Женщины созданы для того, чтобы соблазнять.
В предлюбовной игре — а я вовсе не имею в виду игру за пару минут до коитуса, а так называемый брачный танец, когда он сидит в офисе, а она шествует мимо в вечернем вычурном платье, чтобы, под видом нужды в линейке и скрепке, обдать его запахом пьянящих духов — так вот, в этой игре женщина должна лишь принимать доходчивые, доступные позы, проходя, с волнительным задом и виднеющейся в прорезь подмышкой, мимо засевшего в кустах мужчины-змеи.
Но я отринула это вечное женское телоприношение и из жаждущей жертвы превратилась в агрессора.
Вместо того, чтоб убегать, я нападала, поднимая телефонную трубку, чтобы услышать его обволакивающий голос, мягкий как воск.
Вместо того, чтобы, прислонившись к стене в выгодной позе, выгадывать, когда он прошествует мимо, я пыталась взять судьбу и за ее твердый пенис, и за рога…
Подобная тактика лишь отдалила его от меня.
Только я принималась преследовать — как он начинал убегать.
Но все во мне противилось податливому женскому поведению, и стоять у стены в ожидании, с веером или бутафорским бокалом вина, я не могла.

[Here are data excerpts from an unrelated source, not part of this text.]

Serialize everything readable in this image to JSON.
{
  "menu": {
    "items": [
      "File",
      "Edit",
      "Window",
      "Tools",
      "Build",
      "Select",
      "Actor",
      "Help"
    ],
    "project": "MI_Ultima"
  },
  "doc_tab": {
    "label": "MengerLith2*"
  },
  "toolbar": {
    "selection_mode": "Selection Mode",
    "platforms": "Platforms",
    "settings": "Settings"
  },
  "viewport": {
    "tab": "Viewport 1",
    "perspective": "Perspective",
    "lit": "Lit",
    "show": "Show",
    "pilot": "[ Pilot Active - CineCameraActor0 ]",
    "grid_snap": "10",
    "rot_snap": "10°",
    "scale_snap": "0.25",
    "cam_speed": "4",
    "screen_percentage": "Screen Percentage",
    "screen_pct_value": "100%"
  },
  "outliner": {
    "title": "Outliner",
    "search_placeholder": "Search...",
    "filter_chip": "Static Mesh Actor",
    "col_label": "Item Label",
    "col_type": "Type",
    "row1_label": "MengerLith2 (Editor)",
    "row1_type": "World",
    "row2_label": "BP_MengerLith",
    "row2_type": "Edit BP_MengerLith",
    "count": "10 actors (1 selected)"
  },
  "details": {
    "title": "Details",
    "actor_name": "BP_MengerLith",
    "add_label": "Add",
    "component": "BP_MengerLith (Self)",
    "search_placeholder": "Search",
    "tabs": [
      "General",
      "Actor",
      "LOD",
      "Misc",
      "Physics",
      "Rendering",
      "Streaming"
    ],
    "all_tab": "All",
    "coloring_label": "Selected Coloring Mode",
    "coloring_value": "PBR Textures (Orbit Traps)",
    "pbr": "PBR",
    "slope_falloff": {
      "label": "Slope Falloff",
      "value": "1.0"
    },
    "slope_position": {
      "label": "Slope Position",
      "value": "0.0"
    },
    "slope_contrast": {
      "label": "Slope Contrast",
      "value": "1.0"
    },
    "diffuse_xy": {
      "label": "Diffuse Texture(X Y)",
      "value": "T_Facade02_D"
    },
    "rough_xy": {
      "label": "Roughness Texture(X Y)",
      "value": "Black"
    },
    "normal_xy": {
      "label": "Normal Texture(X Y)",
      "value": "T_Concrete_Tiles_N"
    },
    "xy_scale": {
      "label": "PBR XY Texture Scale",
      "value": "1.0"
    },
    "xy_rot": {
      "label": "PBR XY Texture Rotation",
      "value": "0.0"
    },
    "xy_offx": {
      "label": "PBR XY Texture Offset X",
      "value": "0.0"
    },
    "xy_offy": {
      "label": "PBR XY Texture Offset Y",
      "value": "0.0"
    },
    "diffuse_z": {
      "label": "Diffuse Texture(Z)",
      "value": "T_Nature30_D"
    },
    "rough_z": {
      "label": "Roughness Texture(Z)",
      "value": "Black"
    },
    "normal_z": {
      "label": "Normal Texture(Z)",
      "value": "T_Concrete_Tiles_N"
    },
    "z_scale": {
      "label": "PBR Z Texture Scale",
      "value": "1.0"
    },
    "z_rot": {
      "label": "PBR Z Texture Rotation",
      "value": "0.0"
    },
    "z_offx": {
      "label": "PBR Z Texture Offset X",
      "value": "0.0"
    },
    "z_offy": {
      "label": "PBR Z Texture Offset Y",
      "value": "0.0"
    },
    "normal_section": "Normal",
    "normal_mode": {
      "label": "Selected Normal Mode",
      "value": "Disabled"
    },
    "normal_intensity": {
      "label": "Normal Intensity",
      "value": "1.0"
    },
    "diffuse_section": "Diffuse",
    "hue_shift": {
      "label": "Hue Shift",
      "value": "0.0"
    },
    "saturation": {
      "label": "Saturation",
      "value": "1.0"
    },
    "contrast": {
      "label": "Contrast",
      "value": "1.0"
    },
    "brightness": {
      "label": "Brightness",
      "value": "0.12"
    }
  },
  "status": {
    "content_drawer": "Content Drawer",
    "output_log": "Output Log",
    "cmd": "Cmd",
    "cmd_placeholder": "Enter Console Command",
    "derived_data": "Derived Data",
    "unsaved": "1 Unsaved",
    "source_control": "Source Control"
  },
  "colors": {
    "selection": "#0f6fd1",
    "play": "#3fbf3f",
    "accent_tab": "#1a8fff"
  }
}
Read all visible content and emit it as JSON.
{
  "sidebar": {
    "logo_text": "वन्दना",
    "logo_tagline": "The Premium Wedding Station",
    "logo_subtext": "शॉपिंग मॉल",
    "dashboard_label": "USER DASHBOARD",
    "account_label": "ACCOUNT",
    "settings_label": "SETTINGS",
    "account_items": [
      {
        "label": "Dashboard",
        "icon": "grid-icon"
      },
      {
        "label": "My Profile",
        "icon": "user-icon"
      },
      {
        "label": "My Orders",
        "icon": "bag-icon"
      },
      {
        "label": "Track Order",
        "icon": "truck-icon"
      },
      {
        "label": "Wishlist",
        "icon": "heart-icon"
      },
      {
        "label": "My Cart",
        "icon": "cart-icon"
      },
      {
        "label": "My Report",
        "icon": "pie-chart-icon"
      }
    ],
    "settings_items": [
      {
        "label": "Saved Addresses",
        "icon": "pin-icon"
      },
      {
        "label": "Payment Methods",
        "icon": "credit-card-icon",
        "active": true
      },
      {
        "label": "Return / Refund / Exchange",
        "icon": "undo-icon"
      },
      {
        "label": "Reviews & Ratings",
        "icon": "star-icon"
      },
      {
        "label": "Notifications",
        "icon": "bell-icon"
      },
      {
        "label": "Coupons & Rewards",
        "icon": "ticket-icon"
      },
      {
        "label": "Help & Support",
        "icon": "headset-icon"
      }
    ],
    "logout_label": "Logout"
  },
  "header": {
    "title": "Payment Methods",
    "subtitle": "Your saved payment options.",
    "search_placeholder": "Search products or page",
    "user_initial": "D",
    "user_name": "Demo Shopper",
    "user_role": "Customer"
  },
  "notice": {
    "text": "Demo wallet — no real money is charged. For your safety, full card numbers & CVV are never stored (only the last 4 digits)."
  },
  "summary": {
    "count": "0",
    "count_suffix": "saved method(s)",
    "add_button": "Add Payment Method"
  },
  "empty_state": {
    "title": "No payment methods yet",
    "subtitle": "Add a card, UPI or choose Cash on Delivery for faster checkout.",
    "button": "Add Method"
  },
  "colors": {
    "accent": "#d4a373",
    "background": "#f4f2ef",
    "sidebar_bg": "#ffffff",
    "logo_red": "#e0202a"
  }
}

……………………………………………………………………………………
Истории наши были очень похожи: он бился лбом, пытаясь найти связанную с искусством работу и вернуться в артворлд — а я билась лбом в его широкую грудь, пытаясь повторить тот первый половой акт, который так меня распалил.
Мы оба не понимали, почему наши усилия никак не могут увенчаться успехом.

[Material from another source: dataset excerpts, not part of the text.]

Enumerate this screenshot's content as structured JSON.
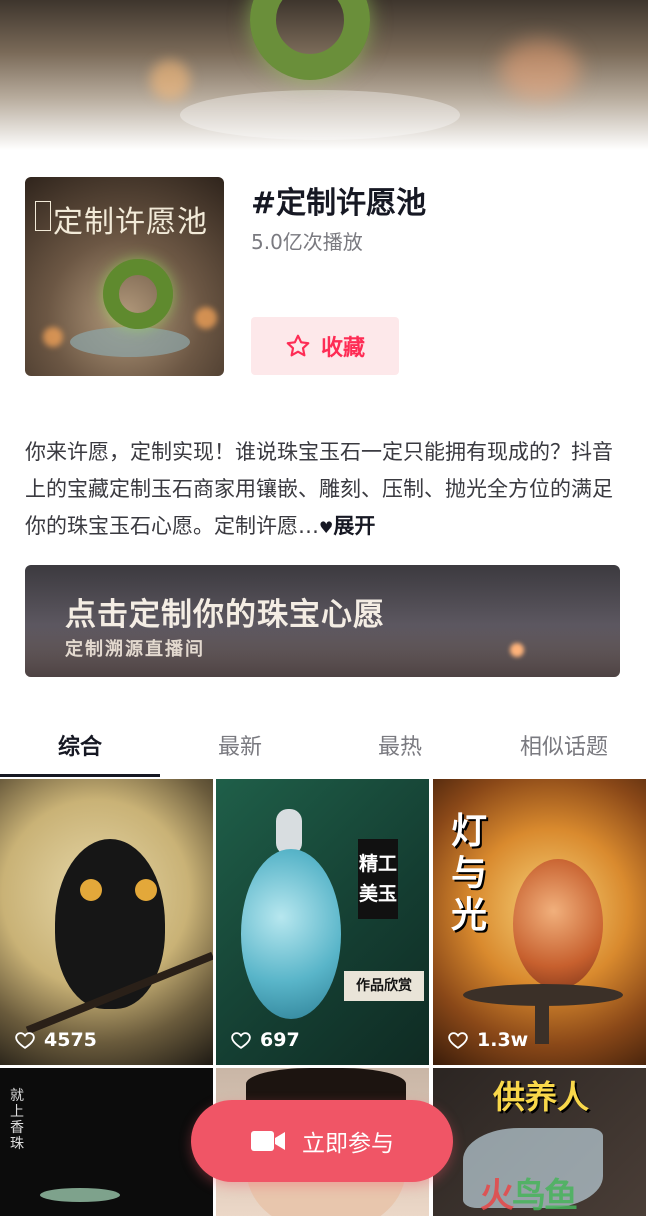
{
  "header": {
    "title": "#定制许愿池",
    "plays": "5.0亿次播放",
    "cover_text": "定制许愿池",
    "favorite_label": "收藏"
  },
  "description": {
    "text": "你来许愿，定制实现！谁说珠宝玉石一定只能拥有现成的？抖音上的宝藏定制玉石商家用镶嵌、雕刻、压制、抛光全方位的满足你的珠宝玉石心愿。定制许愿…",
    "expand_label": "展开"
  },
  "banner": {
    "title": "点击定制你的珠宝心愿",
    "subtitle": "定制溯源直播间"
  },
  "tabs": [
    {
      "label": "综合",
      "active": true
    },
    {
      "label": "最新",
      "active": false
    },
    {
      "label": "最热",
      "active": false
    },
    {
      "label": "相似话题",
      "active": false
    }
  ],
  "videos": [
    {
      "likes": "4575"
    },
    {
      "likes": "697",
      "vertical_label": "精工美玉",
      "tag": "作品欣赏"
    },
    {
      "likes": "1.3w",
      "vertical_label": "灯与光"
    },
    {
      "vertical_label": "就上香珠"
    },
    {},
    {
      "headline": "供养人"
    }
  ],
  "join_button": {
    "label": "立即参与"
  },
  "watermark": {
    "text1": "火",
    "text2": "鸟",
    "text3": "鱼"
  },
  "colors": {
    "accent": "#fe2c55",
    "join": "#f05566",
    "fav_bg": "#fde8ea"
  }
}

Особенно диким казался мне факт, что именно в том времяпрепровождении, которое предоставляло нам величайшее удовольствие — т. е. в тех делах, в которых мы преуспевали больше всего (он был прекрасным экспертом в современном искусстве, а мне, кроме него, не попадался еще человек, способный так взвинтить и тело, и ум) — так вот, именно в тех областях, где мы сверкали больше всего, нам не удавалось ни на шаг сдвинуться с мертвой точки.
Вернее, он сдвинулся с мертвой точки лишь путем перемещения в свою смерть.
Если бы я сдвинулась с мертвой точки — я сейчас была бы мертва.
Не помню уже сам разговор, но однажды он — как бы в ответ на мои жалобы на жабью жлобскую каждодневность — процитировал на персидском пословицу про змею.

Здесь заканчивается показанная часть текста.